Use labels as tokens to classify a sequence of text.
For each label, a new token is added to the tokenizer and word embeddings. Each input sequence has each label prepended to the beginning. The output embeddings are put through a linear layer that creates a single logit. All label probas are put through a sigmoid (multi-label) or through softmax (single-label) to determine which label(s) applies(apply) to this example. See the image below for a visualization.
- It seems to get better results: wandb report.
- If there are many labels, the sequence length will get long, slowing the training down.
- If there are more labels than 512, then it won't work at all because the input will only be label tokens and no text.
- It requires custom code.
Currently, the label tokens are randomly initialized. It would be interesting to see if it would be beneficial to initially set them as:
- the same as the CLS token embedding
- the average of all token embeddings
- the average of the label's text meaning in token embeddings
To explain the last point, let's use the image above as a reference. For the label anger, the text anger would be passed to the tokenizer:
ids = tokenizer("anger", add_special_tokens=False).input_ids
# [4963]In this case, it results in one token, but it might be multiple depending on the label. The next step is to average the token embeddings.

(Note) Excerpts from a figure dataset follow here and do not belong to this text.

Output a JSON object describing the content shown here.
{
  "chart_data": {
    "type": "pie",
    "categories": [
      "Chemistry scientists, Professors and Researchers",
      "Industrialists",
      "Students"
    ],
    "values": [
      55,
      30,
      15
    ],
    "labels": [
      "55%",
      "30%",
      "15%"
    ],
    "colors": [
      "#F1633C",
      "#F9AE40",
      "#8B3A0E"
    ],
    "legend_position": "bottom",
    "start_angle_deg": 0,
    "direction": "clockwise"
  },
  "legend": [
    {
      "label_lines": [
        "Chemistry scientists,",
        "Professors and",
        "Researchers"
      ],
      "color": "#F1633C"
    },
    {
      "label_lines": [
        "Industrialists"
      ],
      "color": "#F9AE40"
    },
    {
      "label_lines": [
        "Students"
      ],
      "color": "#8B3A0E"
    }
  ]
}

avg_value = model.embeddings.word_embeddings.weight.data[torch.tensor(ids)].mean(dim=0)This average value now becomes the new embedding value for the label token [anger]
label_token_id = tokenizer("[anger]", add_special_tokens=False).input_ids[0]
model.embeddings.word_embeddings.weight.data[label_token_id] = avg_valueThe thought is that the label's meaning might be a helpful starting place for turning it into a classification token.